Questa sentenza costituisce un importantissimo precedente di condanna di atteggiamenti pesantemente omofobi in questo paese in cui è ancora colpevolmente assente una legislazione in merito.

Sentenza storica per il movimento LGBT+

Oggi, 14 dicembre 2018, a Torino, con la sentenza della giudice Cafiero che condanna Silvana De Mari per diffamazione verso il Coordinamento Torino Pride e tutto le persone LGBT+, è stato scritto un capitolo storico per la vita della comunità arcobaleno.

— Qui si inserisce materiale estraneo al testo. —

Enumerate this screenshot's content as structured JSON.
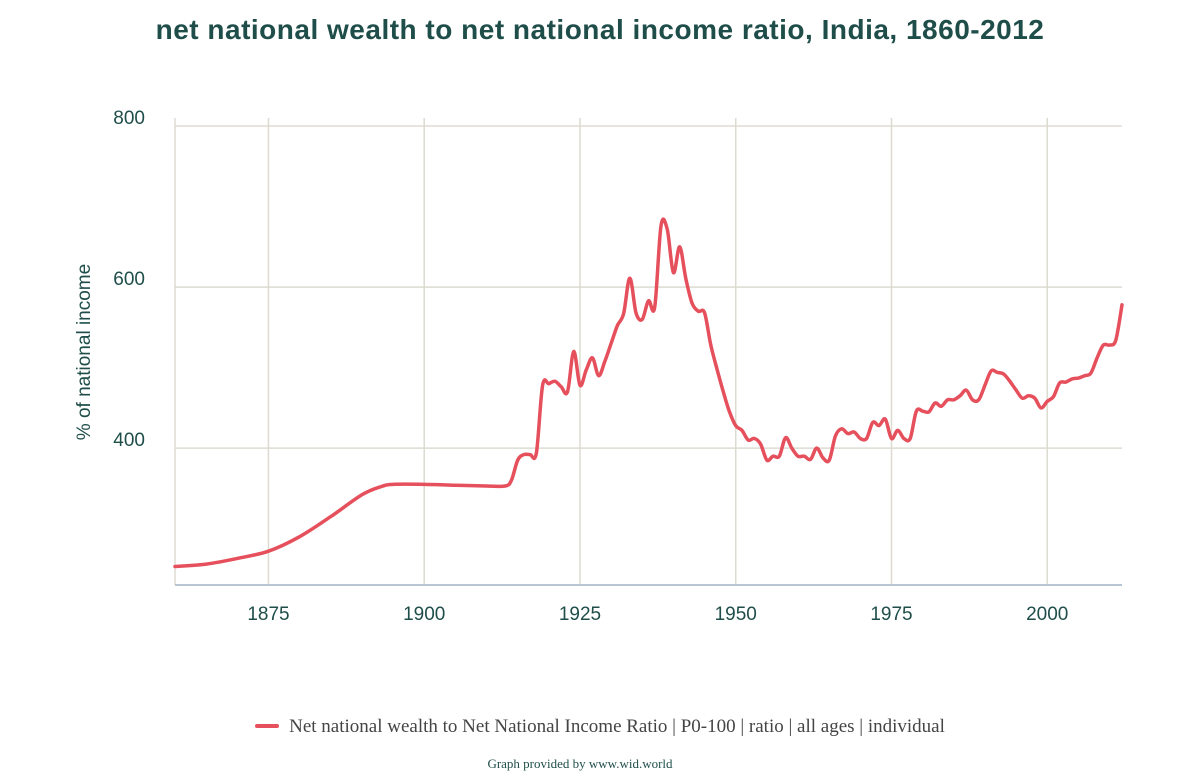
{
  "chart_data": {
    "type": "line",
    "title": "net national wealth to net national income ratio, India, 1860-2012",
    "ylabel": "% of national income",
    "xlabel": "",
    "xlim": [
      1860,
      2012
    ],
    "ylim": [
      230,
      810
    ],
    "x_ticks": [
      1875,
      1900,
      1925,
      1950,
      1975,
      2000
    ],
    "y_ticks": [
      400,
      600,
      800
    ],
    "grid": true,
    "legend_position": "bottom",
    "colors": {
      "series": "#e5505c",
      "grid": "#dddbd0",
      "text": "#1f4e4a"
    },
    "series": [
      {
        "name": "Net national wealth to Net National Income Ratio | P0-100 | ratio | all ages | individual",
        "points": [
          [
            1860,
            253
          ],
          [
            1865,
            256
          ],
          [
            1870,
            263
          ],
          [
            1875,
            272
          ],
          [
            1880,
            290
          ],
          [
            1885,
            315
          ],
          [
            1890,
            342
          ],
          [
            1893,
            352
          ],
          [
            1895,
            355
          ],
          [
            1900,
            355
          ],
          [
            1905,
            354
          ],
          [
            1910,
            353
          ],
          [
            1913,
            353
          ],
          [
            1914,
            360
          ],
          [
            1915,
            385
          ],
          [
            1916,
            392
          ],
          [
            1917,
            392
          ],
          [
            1918,
            394
          ],
          [
            1919,
            478
          ],
          [
            1920,
            480
          ],
          [
            1921,
            483
          ],
          [
            1922,
            476
          ],
          [
            1923,
            470
          ],
          [
            1924,
            520
          ],
          [
            1925,
            478
          ],
          [
            1926,
            497
          ],
          [
            1927,
            512
          ],
          [
            1928,
            490
          ],
          [
            1929,
            508
          ],
          [
            1930,
            530
          ],
          [
            1931,
            552
          ],
          [
            1932,
            567
          ],
          [
            1933,
            611
          ],
          [
            1934,
            568
          ],
          [
            1935,
            560
          ],
          [
            1936,
            583
          ],
          [
            1937,
            575
          ],
          [
            1938,
            676
          ],
          [
            1939,
            672
          ],
          [
            1940,
            618
          ],
          [
            1941,
            650
          ],
          [
            1942,
            610
          ],
          [
            1943,
            580
          ],
          [
            1944,
            570
          ],
          [
            1945,
            568
          ],
          [
            1946,
            528
          ],
          [
            1947,
            498
          ],
          [
            1948,
            470
          ],
          [
            1949,
            445
          ],
          [
            1950,
            428
          ],
          [
            1951,
            422
          ],
          [
            1952,
            410
          ],
          [
            1953,
            412
          ],
          [
            1954,
            405
          ],
          [
            1955,
            385
          ],
          [
            1956,
            390
          ],
          [
            1957,
            390
          ],
          [
            1958,
            413
          ],
          [
            1959,
            400
          ],
          [
            1960,
            390
          ],
          [
            1961,
            390
          ],
          [
            1962,
            386
          ],
          [
            1963,
            400
          ],
          [
            1964,
            388
          ],
          [
            1965,
            385
          ],
          [
            1966,
            415
          ],
          [
            1967,
            424
          ],
          [
            1968,
            418
          ],
          [
            1969,
            420
          ],
          [
            1970,
            412
          ],
          [
            1971,
            412
          ],
          [
            1972,
            432
          ],
          [
            1973,
            428
          ],
          [
            1974,
            436
          ],
          [
            1975,
            412
          ],
          [
            1976,
            422
          ],
          [
            1977,
            412
          ],
          [
            1978,
            412
          ],
          [
            1979,
            446
          ],
          [
            1980,
            446
          ],
          [
            1981,
            445
          ],
          [
            1982,
            456
          ],
          [
            1983,
            452
          ],
          [
            1984,
            460
          ],
          [
            1985,
            460
          ],
          [
            1986,
            465
          ],
          [
            1987,
            472
          ],
          [
            1988,
            460
          ],
          [
            1989,
            460
          ],
          [
            1990,
            478
          ],
          [
            1991,
            496
          ],
          [
            1992,
            494
          ],
          [
            1993,
            492
          ],
          [
            1994,
            483
          ],
          [
            1995,
            472
          ],
          [
            1996,
            462
          ],
          [
            1997,
            465
          ],
          [
            1998,
            462
          ],
          [
            1999,
            450
          ],
          [
            2000,
            458
          ],
          [
            2001,
            464
          ],
          [
            2002,
            481
          ],
          [
            2003,
            482
          ],
          [
            2004,
            486
          ],
          [
            2005,
            487
          ],
          [
            2006,
            490
          ],
          [
            2007,
            493
          ],
          [
            2008,
            512
          ],
          [
            2009,
            528
          ],
          [
            2010,
            528
          ],
          [
            2011,
            534
          ],
          [
            2012,
            578
          ]
        ]
      }
    ]
  },
  "credit": "Graph provided by www.wid.world"
}
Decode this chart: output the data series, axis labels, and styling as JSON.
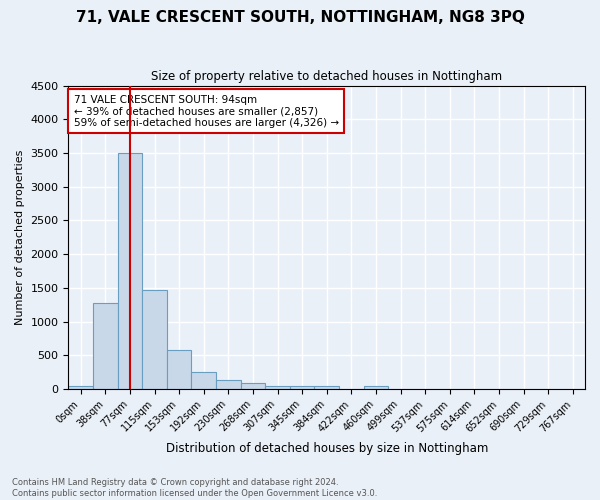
{
  "title": "71, VALE CRESCENT SOUTH, NOTTINGHAM, NG8 3PQ",
  "subtitle": "Size of property relative to detached houses in Nottingham",
  "xlabel": "Distribution of detached houses by size in Nottingham",
  "ylabel": "Number of detached properties",
  "bin_labels": [
    "0sqm",
    "38sqm",
    "77sqm",
    "115sqm",
    "153sqm",
    "192sqm",
    "230sqm",
    "268sqm",
    "307sqm",
    "345sqm",
    "384sqm",
    "422sqm",
    "460sqm",
    "499sqm",
    "537sqm",
    "575sqm",
    "614sqm",
    "652sqm",
    "690sqm",
    "729sqm",
    "767sqm"
  ],
  "bar_heights": [
    50,
    1280,
    3500,
    1470,
    580,
    250,
    130,
    85,
    50,
    40,
    40,
    0,
    50,
    0,
    0,
    0,
    0,
    0,
    0,
    0,
    0
  ],
  "bar_color": "#c8d8e8",
  "bar_edge_color": "#6a9ec0",
  "vline_x": 2.0,
  "vline_color": "#cc0000",
  "ylim": [
    0,
    4500
  ],
  "yticks": [
    0,
    500,
    1000,
    1500,
    2000,
    2500,
    3000,
    3500,
    4000,
    4500
  ],
  "annotation_text": "71 VALE CRESCENT SOUTH: 94sqm\n← 39% of detached houses are smaller (2,857)\n59% of semi-detached houses are larger (4,326) →",
  "annotation_box_color": "#ffffff",
  "annotation_box_edge": "#cc0000",
  "footer_text": "Contains HM Land Registry data © Crown copyright and database right 2024.\nContains public sector information licensed under the Open Government Licence v3.0.",
  "bg_color": "#eaf0f8",
  "plot_bg_color": "#eaf0f8",
  "grid_color": "#ffffff"
}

Nonostante i reiterati tentativi di Silvana De Mari e del suo avvocato di continuare ad insultare le persone LGBT+ e di mescolare teorie oscurantiste intrise di cattolicesimo retrogrado a tesi fantasiose e parascientifiche, il Tribunale di Torino ha deciso di condannarla a 1500 € di multa e 2500€ di risarcimento danni al Coordinamento Torino Pride e 2500€ a Rete Lenford, entrambe parte civile nel processo.
"È chiaro, a questo punto, che nessuno, da oggi in poi, potrà permettersi di insultare impunemente le associazioni e la comunità LGBT+ intera.
Il consiglio direttivo del Torino Pride, che si riunirà mercoledì, deciderà a quale causa devolvere la cifra del risarcimento"
  hanno dichiarato Giziana Vetrano e Alessandro Battaglia del Torino Pride.
Soddisfatto anche l’avvocato del Torino Pride Niccolò Ferraris: “È stata pronunciata sentenza di responsabilità in relazione ad alcune affermazioni diffamatorie proferite dall’imputata, per quanto concerne le altre attendiamo la lettura delle motivazioni della sentenza”.